Don't get me wrong, you can have a main character's parents die in a car crash, you just don't need to stack up that cliché along with so many others.

Reading my writing from my teenage years always makes me blush. The characters are clearly me just "roleplaying" on the page, generating my favorite character, and giving him a cardboard stack of enemies to take out, just for the sake of it. I could write it with style and pizazz, and in that genre (the genre of making your character look good in front of your roleplaying group) or in the genre of fan-fiction, it's expected, and it works.

But outside of that insular club, it's just not going to make a good story.

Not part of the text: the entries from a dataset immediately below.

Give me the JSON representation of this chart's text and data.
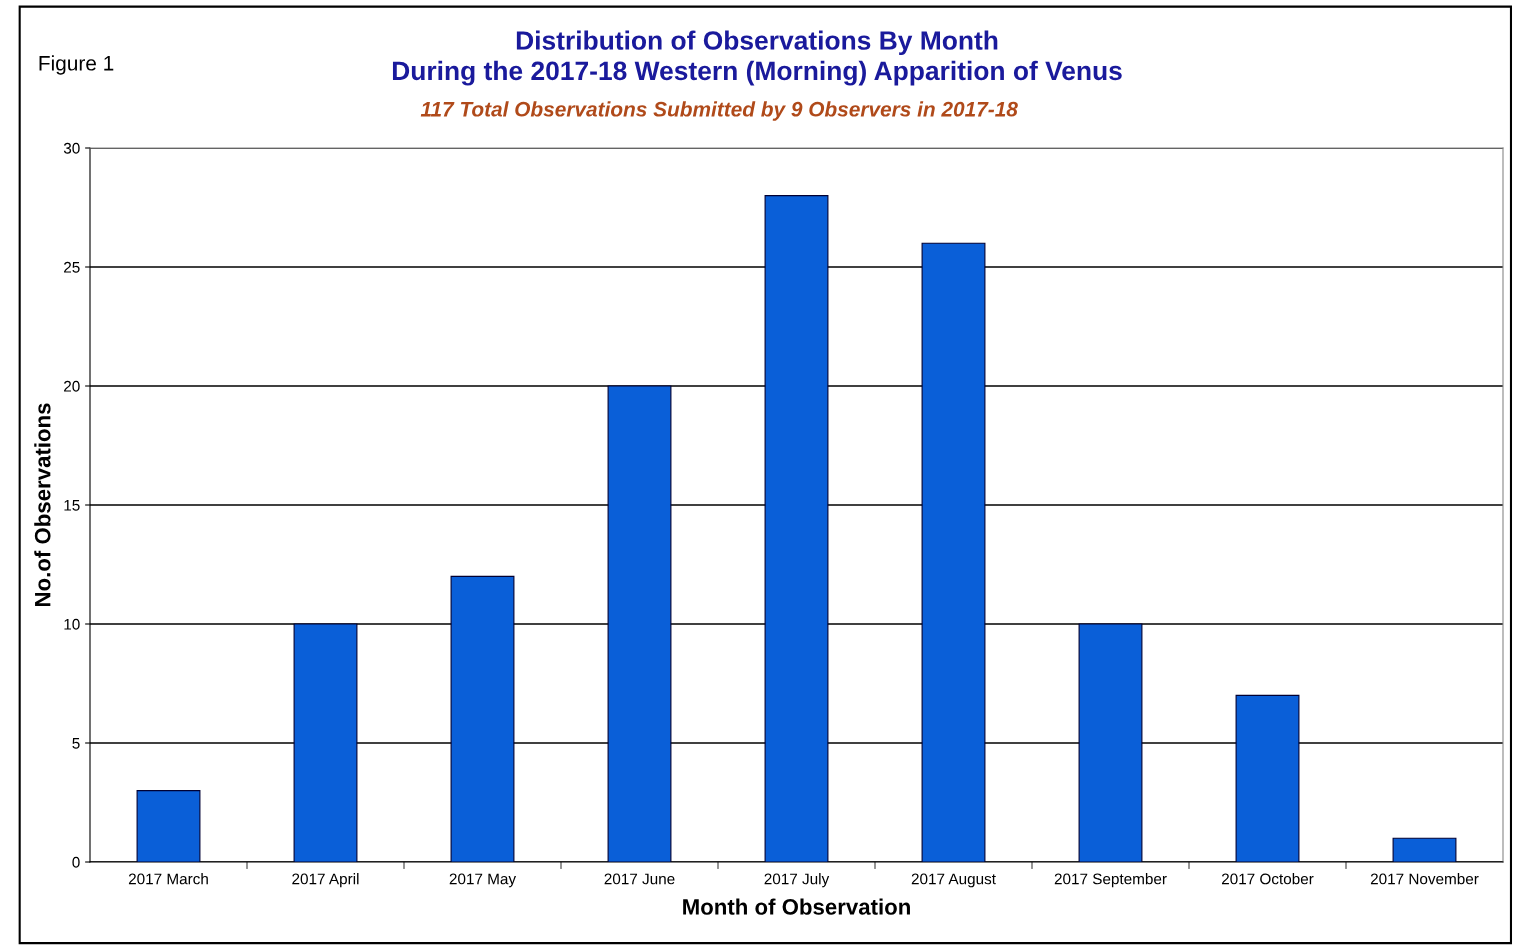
{
  "chart_data": {
    "type": "bar",
    "title": "Distribution of Observations By Month\nDuring the 2017-18 Western (Morning) Apparition of Venus",
    "subtitle": "117 Total Observations Submitted by 9 Observers in 2017-18",
    "xlabel": "Month of Observation",
    "ylabel": "No.of Observations",
    "annotations": [
      "Figure 1"
    ],
    "categories": [
      "2017 March",
      "2017 April",
      "2017 May",
      "2017 June",
      "2017 July",
      "2017 August",
      "2017 September",
      "2017 October",
      "2017 November"
    ],
    "values": [
      3,
      10,
      12,
      20,
      28,
      26,
      10,
      7,
      1
    ],
    "color": "#0a5fd8",
    "ylim": [
      0,
      30
    ],
    "yticks": [
      0,
      5,
      10,
      15,
      20,
      25,
      30
    ],
    "grid": "y"
  }
}
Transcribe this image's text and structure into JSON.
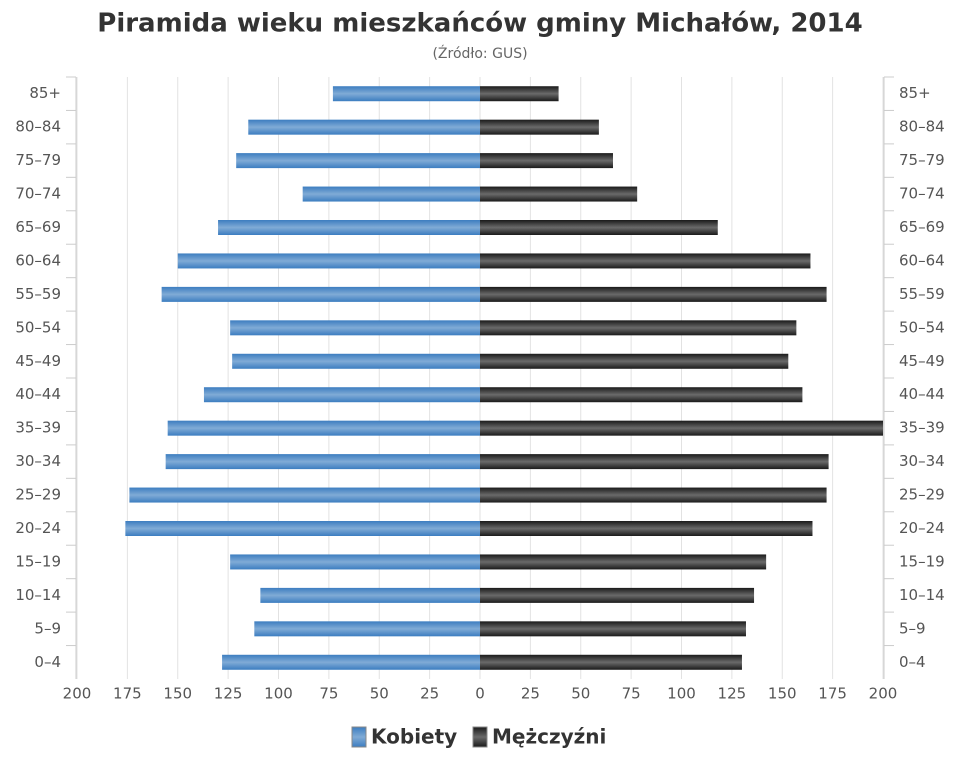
{
  "chart_data": {
    "type": "bar",
    "title": "Piramida wieku mieszkańców gminy Michałów, 2014",
    "subtitle": "(Źródło: GUS)",
    "categories": [
      "85+",
      "80–84",
      "75–79",
      "70–74",
      "65–69",
      "60–64",
      "55–59",
      "50–54",
      "45–49",
      "40–44",
      "35–39",
      "30–34",
      "25–29",
      "20–24",
      "15–19",
      "10–14",
      "5–9",
      "0–4"
    ],
    "series": [
      {
        "name": "Kobiety",
        "color": "#3c7dc0",
        "side": "left",
        "values": [
          73,
          115,
          121,
          88,
          130,
          150,
          158,
          124,
          123,
          137,
          155,
          156,
          174,
          176,
          124,
          109,
          112,
          128
        ]
      },
      {
        "name": "Mężczyźni",
        "color": "#1a1a1a",
        "side": "right",
        "values": [
          39,
          59,
          66,
          78,
          118,
          164,
          172,
          157,
          153,
          160,
          200,
          173,
          172,
          165,
          142,
          136,
          132,
          130
        ]
      }
    ],
    "xlim": [
      0,
      200
    ],
    "xticks": [
      0,
      25,
      50,
      75,
      100,
      125,
      150,
      175,
      200
    ],
    "grid": true
  }
}
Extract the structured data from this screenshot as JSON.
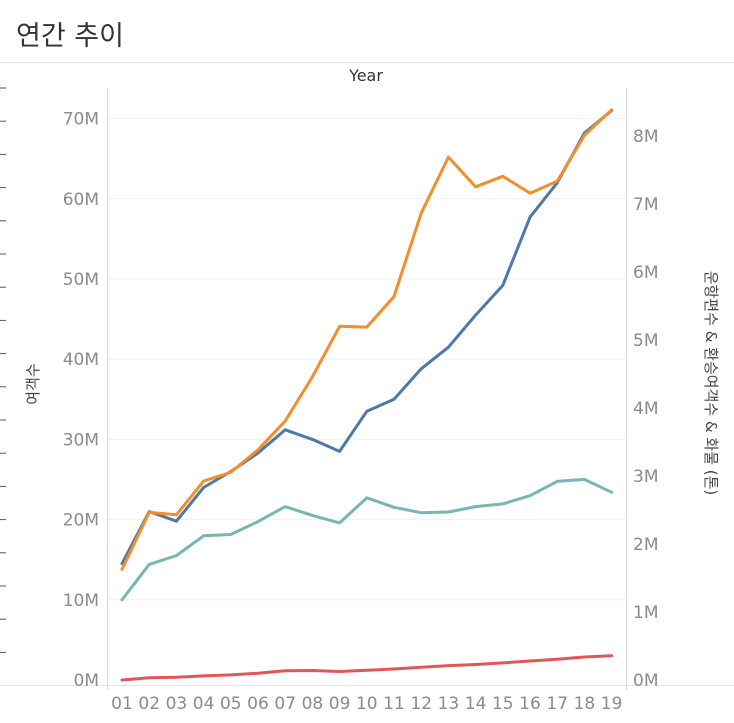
{
  "page": {
    "title": "연간 추이"
  },
  "chart_data": {
    "type": "line",
    "x_header": "Year",
    "categories": [
      "01",
      "02",
      "03",
      "04",
      "05",
      "06",
      "07",
      "08",
      "09",
      "10",
      "11",
      "12",
      "13",
      "14",
      "15",
      "16",
      "17",
      "18",
      "19"
    ],
    "left_axis": {
      "label": "여객수",
      "range": [
        0,
        75000000
      ],
      "ticks": [
        {
          "value": 0,
          "label": "0M"
        },
        {
          "value": 10000000,
          "label": "10M"
        },
        {
          "value": 20000000,
          "label": "20M"
        },
        {
          "value": 30000000,
          "label": "30M"
        },
        {
          "value": 40000000,
          "label": "40M"
        },
        {
          "value": 50000000,
          "label": "50M"
        },
        {
          "value": 60000000,
          "label": "60M"
        },
        {
          "value": 70000000,
          "label": "70M"
        }
      ]
    },
    "right_axis": {
      "label": "운항편수 & 환승여객수 & 화물 (톤)",
      "range": [
        0,
        8800000
      ],
      "ticks": [
        {
          "value": 0,
          "label": "0M"
        },
        {
          "value": 1000000,
          "label": "1M"
        },
        {
          "value": 2000000,
          "label": "2M"
        },
        {
          "value": 3000000,
          "label": "3M"
        },
        {
          "value": 4000000,
          "label": "4M"
        },
        {
          "value": 5000000,
          "label": "5M"
        },
        {
          "value": 6000000,
          "label": "6M"
        },
        {
          "value": 7000000,
          "label": "7M"
        },
        {
          "value": 8000000,
          "label": "8M"
        }
      ]
    },
    "series": [
      {
        "name": "blue-series",
        "axis": "left",
        "color": "#4e79a7",
        "values": [
          14500000,
          21000000,
          19800000,
          24000000,
          26000000,
          28300000,
          31200000,
          30000000,
          28500000,
          33500000,
          35000000,
          38800000,
          41500000,
          45500000,
          49200000,
          57700000,
          62000000,
          68200000,
          71000000
        ]
      },
      {
        "name": "orange-series",
        "axis": "left",
        "color": "#f28e2b",
        "values": [
          13800000,
          20900000,
          20600000,
          24800000,
          25900000,
          28700000,
          32300000,
          37800000,
          44100000,
          44000000,
          47800000,
          58200000,
          65200000,
          61500000,
          62800000,
          60700000,
          62200000,
          67900000,
          71100000
        ]
      },
      {
        "name": "teal-series",
        "axis": "right",
        "color": "#76b7b2",
        "values": [
          1180000,
          1700000,
          1830000,
          2120000,
          2140000,
          2330000,
          2550000,
          2420000,
          2310000,
          2680000,
          2540000,
          2460000,
          2470000,
          2550000,
          2590000,
          2710000,
          2920000,
          2950000,
          2760000
        ]
      },
      {
        "name": "red-series",
        "axis": "right",
        "color": "#e15759",
        "values": [
          0,
          32000,
          39000,
          60000,
          75000,
          100000,
          137000,
          140000,
          125000,
          142000,
          162000,
          187000,
          212000,
          228000,
          251000,
          279000,
          306000,
          338000,
          356000
        ]
      }
    ]
  }
}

In order for people to feel like real people on the page (and this applies if your "real person" is, in fact, a dragon) they have to be fully-realized. They have to have flaws. And not edgy, "done to death" flaws selected solely for coolness factor.

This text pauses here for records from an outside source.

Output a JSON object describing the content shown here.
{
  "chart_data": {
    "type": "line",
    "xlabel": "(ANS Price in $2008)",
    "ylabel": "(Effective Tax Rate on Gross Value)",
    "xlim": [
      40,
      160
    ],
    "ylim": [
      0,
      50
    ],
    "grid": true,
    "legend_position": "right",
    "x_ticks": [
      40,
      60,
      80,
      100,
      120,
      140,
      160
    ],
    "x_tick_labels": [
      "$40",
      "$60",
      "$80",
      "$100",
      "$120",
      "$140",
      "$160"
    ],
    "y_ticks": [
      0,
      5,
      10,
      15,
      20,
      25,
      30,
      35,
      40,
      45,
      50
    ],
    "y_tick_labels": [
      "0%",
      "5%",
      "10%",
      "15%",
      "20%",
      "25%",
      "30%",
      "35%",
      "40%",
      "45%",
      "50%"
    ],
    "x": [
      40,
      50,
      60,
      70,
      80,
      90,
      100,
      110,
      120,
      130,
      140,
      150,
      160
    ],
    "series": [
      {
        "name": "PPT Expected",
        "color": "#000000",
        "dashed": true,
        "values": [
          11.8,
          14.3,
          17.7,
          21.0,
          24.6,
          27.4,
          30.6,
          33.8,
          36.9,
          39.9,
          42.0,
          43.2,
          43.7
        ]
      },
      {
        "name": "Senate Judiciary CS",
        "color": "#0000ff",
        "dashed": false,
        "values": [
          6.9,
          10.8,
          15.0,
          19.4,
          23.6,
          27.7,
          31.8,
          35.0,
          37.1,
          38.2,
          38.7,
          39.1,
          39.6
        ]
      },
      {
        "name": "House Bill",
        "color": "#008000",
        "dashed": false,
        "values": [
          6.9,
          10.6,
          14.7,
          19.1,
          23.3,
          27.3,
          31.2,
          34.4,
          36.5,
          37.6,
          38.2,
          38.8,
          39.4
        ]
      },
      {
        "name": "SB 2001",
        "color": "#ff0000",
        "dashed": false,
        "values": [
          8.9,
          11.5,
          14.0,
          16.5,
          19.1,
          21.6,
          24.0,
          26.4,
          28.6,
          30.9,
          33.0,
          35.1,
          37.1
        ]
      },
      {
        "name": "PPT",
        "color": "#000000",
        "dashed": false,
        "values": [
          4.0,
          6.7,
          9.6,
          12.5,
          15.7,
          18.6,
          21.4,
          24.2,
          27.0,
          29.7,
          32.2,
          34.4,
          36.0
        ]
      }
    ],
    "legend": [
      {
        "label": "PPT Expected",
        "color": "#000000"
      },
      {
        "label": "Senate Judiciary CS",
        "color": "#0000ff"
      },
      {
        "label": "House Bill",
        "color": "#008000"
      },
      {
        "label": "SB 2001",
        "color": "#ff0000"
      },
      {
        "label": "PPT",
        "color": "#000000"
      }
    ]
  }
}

"I have trouble trusting people, and a fear of abandonment ever since my parents died, coupled with a burning passion to avenge their murder that often alienates others. Inside, I'm a wellspring of broken feelings and roiling emotions. On the outside, I am stoic."

I mean, give me a break.

Someone who is not a Mary Sue is:

  • Not always the best in every situation.
  • Does not always have the answer.
  • Makes mistakes, and often big ones.
  • Tends to, like most real people, have one thing they do rather well, another thing they do pretty well (related to the thing they do rather well) and a handful of things they do decent at, as well as any average person, and then at least a couple things they seem to have no talent for, or no interest in at all.

You can run your character through the Mary Sue Test just to be sure.

Here are some obvious things to watch out for, when writing your characters:

  • Are you too close to the character? Does hurting the character feel like you are hurting yourself? If so, you might protect them too much, leading to the dreaded Mary Sue invulnerability problem. Nothing can hurt your character, and the reader is made painfully aware of that through several scenes of your character being an effortless badass, and suddenly they just don't care anymore.
  • Are you more fixated on describing how "cool" the character is rather than on who the character is? It's okay that you think your character is cool. But expect an eye roll or two if you belabor their dark eyes or intense stare or how their trenchcoat flares behind them as they execute their killing move. And please, for the love of all that is holy, do not talk about how your character's face is perpetually in shadow.
  • Your character has a scar or deformity, and it actually makes them hotter somehow...no one seems to be bothered by it, yet the character will still sometimes agonize about how "they took everything from me" when they scarred up the character's face. In that case, Dude/Lady, apparently the guy who scarred you up actually improved your social life.
  • They are the best. They are a prodigy, and no one can even come close to their raw natural talent. Bonus points if no one has ever seen anyone like them before, and masters in their field find themselves like a child next to them.
  • You describe their wardrobe in elaborate detail. "He was dressed like a summer storm, all blues and yellows, with finely-tailored inseams resting gently at the tops of his polished loafers. His hands and eyes were delicate, like flowers, and within the depths of his azure-green-emerald eyes there was a hint of sorrow, gleaming like all the half-remembered yesterdays. Meanwhile, his hair flowed in amber waves down his alabaster shoulders...."
  • In short: The character is just too perfect to be real, and thus, we don't care.
  • Stop trying to make the character "cool". Your focus is in the wrong place. Your character should be interesting and believable within the world you've created, and within the context the character is in.

Weaknesses often grow from strengths, but just be sure that your weakness is part of creating a whole character, rather than just another way to illustrate how unbelievably badass your character is.

Do that and your characters will be one step closer to believable people, rather than cardboard cutouts of "cool" people.